Overview
This lecture covers transformation operations in Apache Spark RDDs, explaining their types, characteristics, and Python implementation examples.
Transformations in RDD
- Transformation is an operation applied to an RDD that produces a new RDD as output.
- Transformations are "lazy," meaning new RDDs are not created until an action is applied.
- Spark tracks transformations using a Directed Acyclic Graph (DAG) for execution planning.
Types of Transformations
- Transformations are classified as "narrow" or "wide" based on data dependencies.
- Narrow Transformations: Each partition computes output from a single input partition with no data shuffling.
- Wide Transformations: Output partitions depend on multiple input partitions and require data shuffling.
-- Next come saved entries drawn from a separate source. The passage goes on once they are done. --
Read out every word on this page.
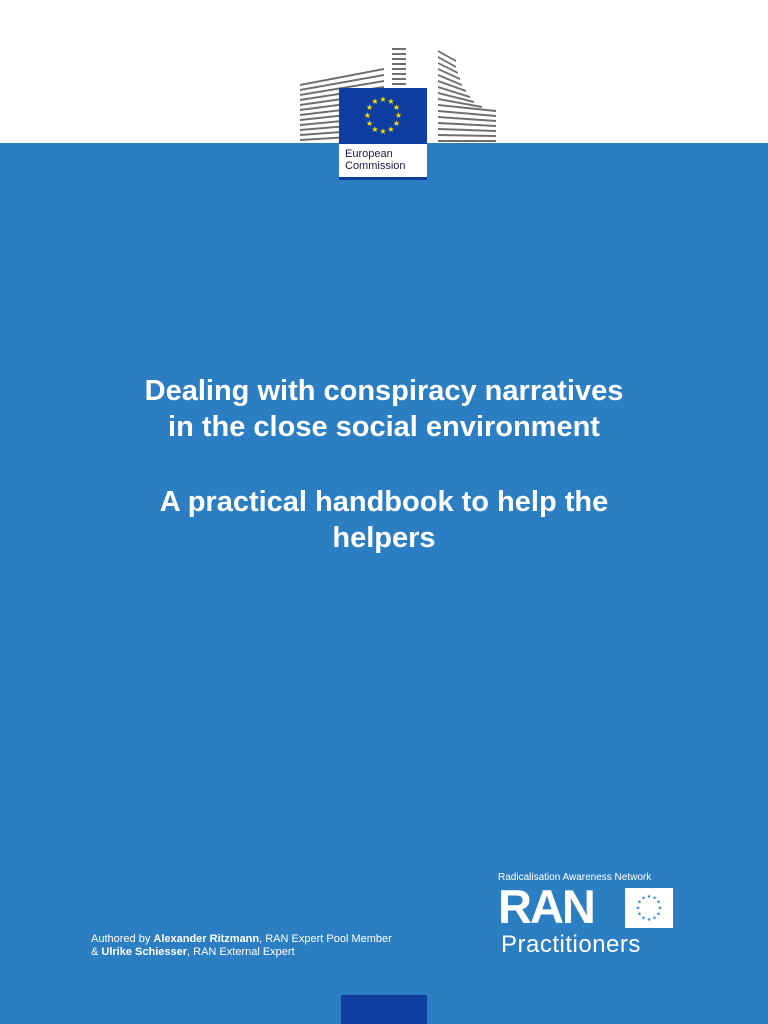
★ ★
★
★
★
★
★
★
★
★
★
★
European
Commission
Dealing with conspiracy narratives
in the close social environment
A practical handbook to help the
helpers
Authored by Alexander Ritzmann, RAN Expert Pool Member
& Ulrike Schiesser, RAN External Expert
Radicalisation Awareness Network
RAN	★ ★
★
★
★
★
★
★
★
★
★
★
Practitioners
Narrow Transformation Examples
- Map: Applies a function to each element, e.g., multiplying by 2.
- FlatMap: Maps each input element to zero or more outputs, changing the number of partitions.
- Filter: Selects elements based on a condition, e.g., even numbers.
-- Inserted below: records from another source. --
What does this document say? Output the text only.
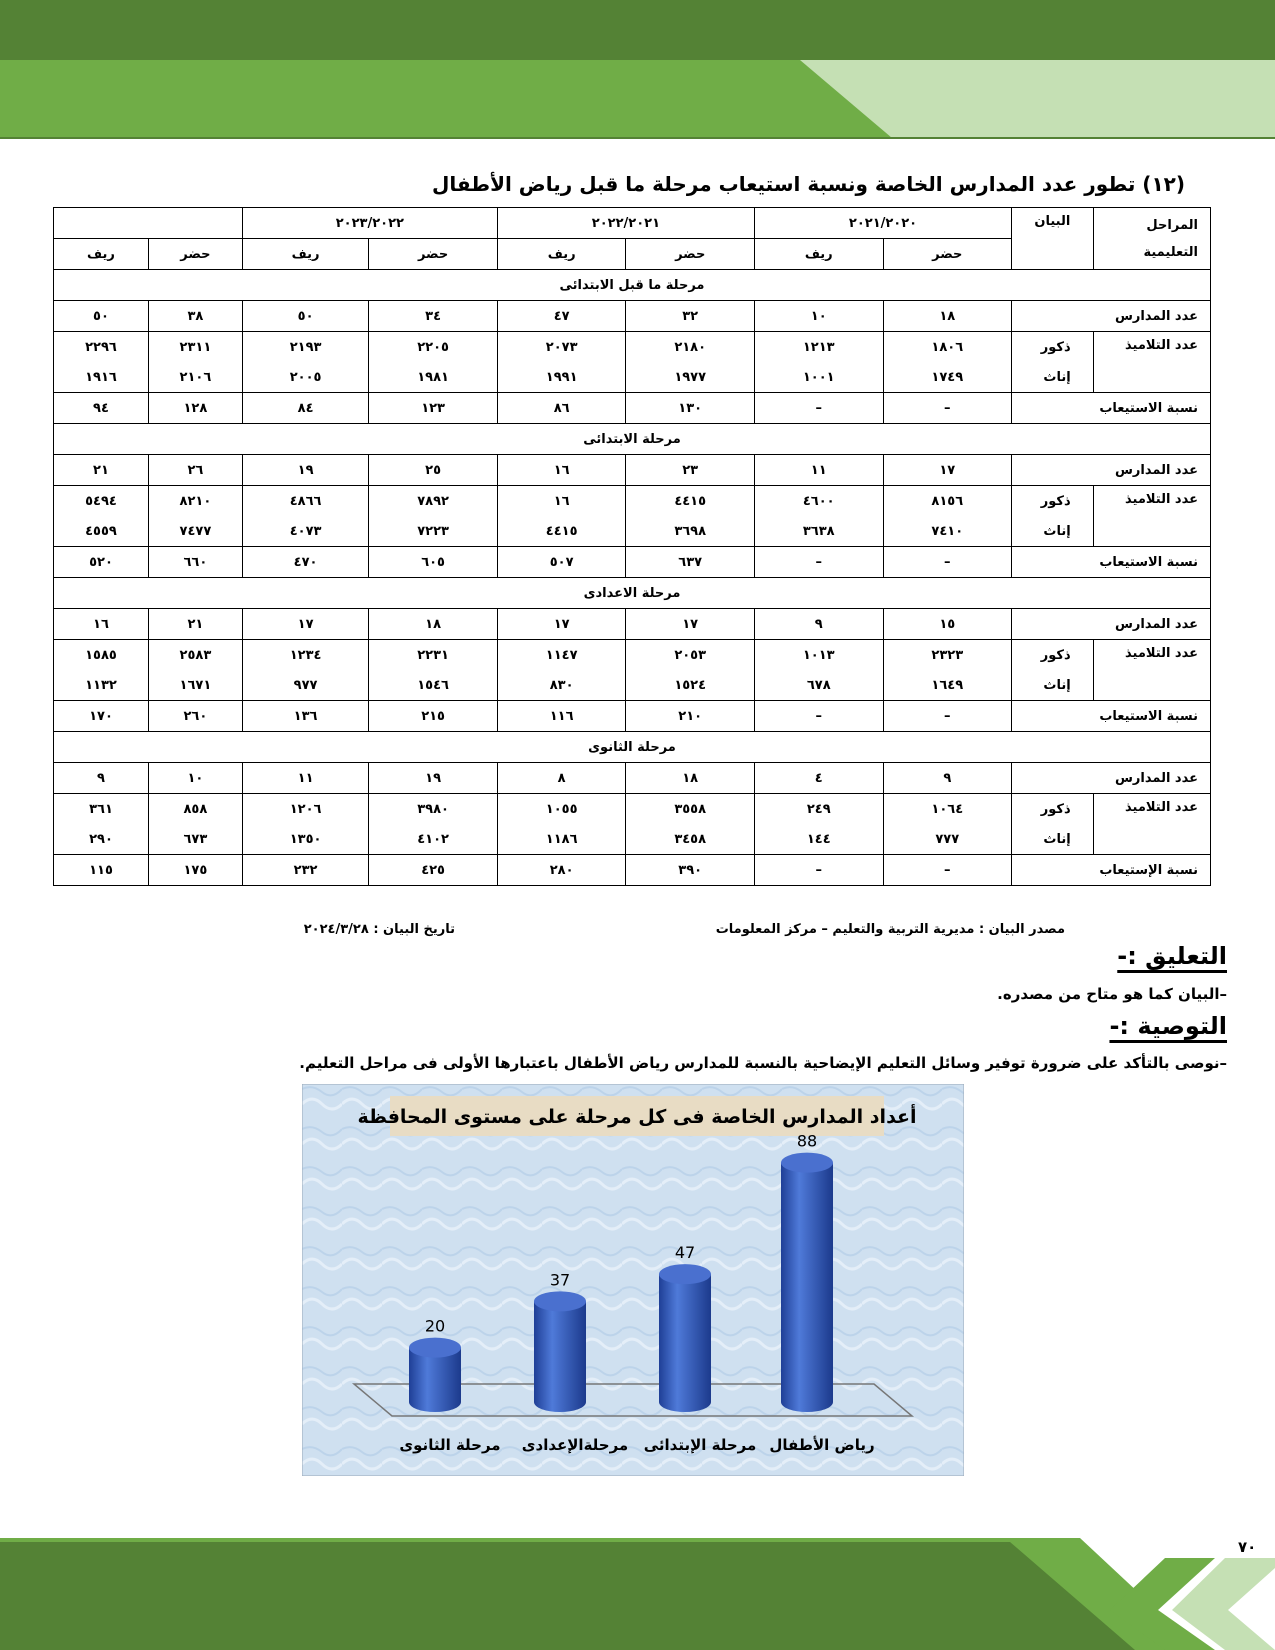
(١٢) تطور عدد المدارس الخاصة ونسبة استيعاب مرحلة ما قبل رياض الأطفال
المراحل
التعليمية	البيان	٢٠٢١/٢٠٢٠		٢٠٢٢/٢٠٢١		٢٠٢٣/٢٠٢٢			
		حضر	ريف	حضر	ريف	حضر	ريف	حضر	ريف
مرحلة ما قبل الابتدائى									
عدد المدارس		١٨	١٠	٣٢	٤٧	٣٤	٥٠	٣٨	٥٠
عدد التلاميذ	ذكور	١٨٠٦	١٢١٣	٢١٨٠	٢٠٧٣	٢٢٠٥	٢١٩٣	٢٣١١	٢٢٩٦
	إناث	١٧٤٩	١٠٠١	١٩٧٧	١٩٩١	١٩٨١	٢٠٠٥	٢١٠٦	١٩١٦
نسبة الاستيعاب		–	–	١٣٠	٨٦	١٢٣	٨٤	١٢٨	٩٤
مرحلة الابتدائى									
عدد المدارس		١٧	١١	٢٣	١٦	٢٥	١٩	٢٦	٢١
عدد التلاميذ	ذكور	٨١٥٦	٤٦٠٠	٤٤١٥	١٦	٧٨٩٢	٤٨٦٦	٨٢١٠	٥٤٩٤
	إناث	٧٤١٠	٣٦٣٨	٣٦٩٨	٤٤١٥	٧٢٢٣	٤٠٧٣	٧٤٧٧	٤٥٥٩
نسبة الاستيعاب		–	–	٦٣٧	٥٠٧	٦٠٥	٤٧٠	٦٦٠	٥٢٠
مرحلة الاعدادى									
عدد المدارس		١٥	٩	١٧	١٧	١٨	١٧	٢١	١٦
عدد التلاميذ	ذكور	٢٣٢٣	١٠١٣	٢٠٥٣	١١٤٧	٢٢٣١	١٢٣٤	٢٥٨٣	١٥٨٥
	إناث	١٦٤٩	٦٧٨	١٥٢٤	٨٣٠	١٥٤٦	٩٧٧	١٦٧١	١١٣٢
نسبة الاستيعاب		–	–	٢١٠	١١٦	٢١٥	١٣٦	٢٦٠	١٧٠
مرحلة الثانوى									
عدد المدارس		٩	٤	١٨	٨	١٩	١١	١٠	٩
عدد التلاميذ	ذكور	١٠٦٤	٢٤٩	٣٥٥٨	١٠٥٥	٣٩٨٠	١٢٠٦	٨٥٨	٣٦١
	إناث	٧٧٧	١٤٤	٣٤٥٨	١١٨٦	٤١٠٢	١٣٥٠	٦٧٣	٢٩٠
نسبة الإستيعاب		–	–	٣٩٠	٢٨٠	٤٢٥	٢٣٢	١٧٥	١١٥
مصدر البيان : مديرية التربية والتعليم – مركز المعلومات
تاريخ البيان : ٢٠٢٤/٣/٢٨
التعليق :-
–البيان كما هو متاح من مصدره.
التوصية :-
–نوصى بالتأكد على ضرورة توفير وسائل التعليم الإيضاحية بالنسبة للمدارس رياض الأطفال باعتبارها الأولى فى مراحل التعليم.
أعداد المدارس الخاصة فى كل مرحلة على مستوى المحافظة
20
مرحلة الثانوى
37
مرحلةالإعدادى
47
مرحلة الإبتدائى
88
رياض الأطفال
٧٠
- Union: Combines two RDDs, including duplicates and ignoring order.
- Sample: Extracts a random sample from an RDD, with options for replacement and seed for reproducibility.
Wide Transformation Examples
- GroupBy: Groups elements based on a function (e.g., first letter or a modulo operation).
- Intersection: Finds elements common to two RDDs.
- Subtract: Gets elements present in one RDD but not another.
- Distinct: Returns unique elements from an RDD.
Key Terms & Definitions
- RDD (Resilient Distributed Dataset) — The core data structure in Spark, representing a distributed collection of elements.
- Lazy Evaluation — Transformations are only computed when an action triggers execution.
- DAG (Directed Acyclic Graph) — Execution plan built from a series of transformations for optimized computation.
- Shuffling — Data redistribution across partitions or nodes, occurs during wide transformations.
Action Items / Next Steps
- Review and practice with Python code for map, flatMap, filter, union, sample, groupBy, intersection, subtract, and distinct.
- Prepare for the next lecture on key-value RDD transformations, including reduceByKey, groupByKey, and join.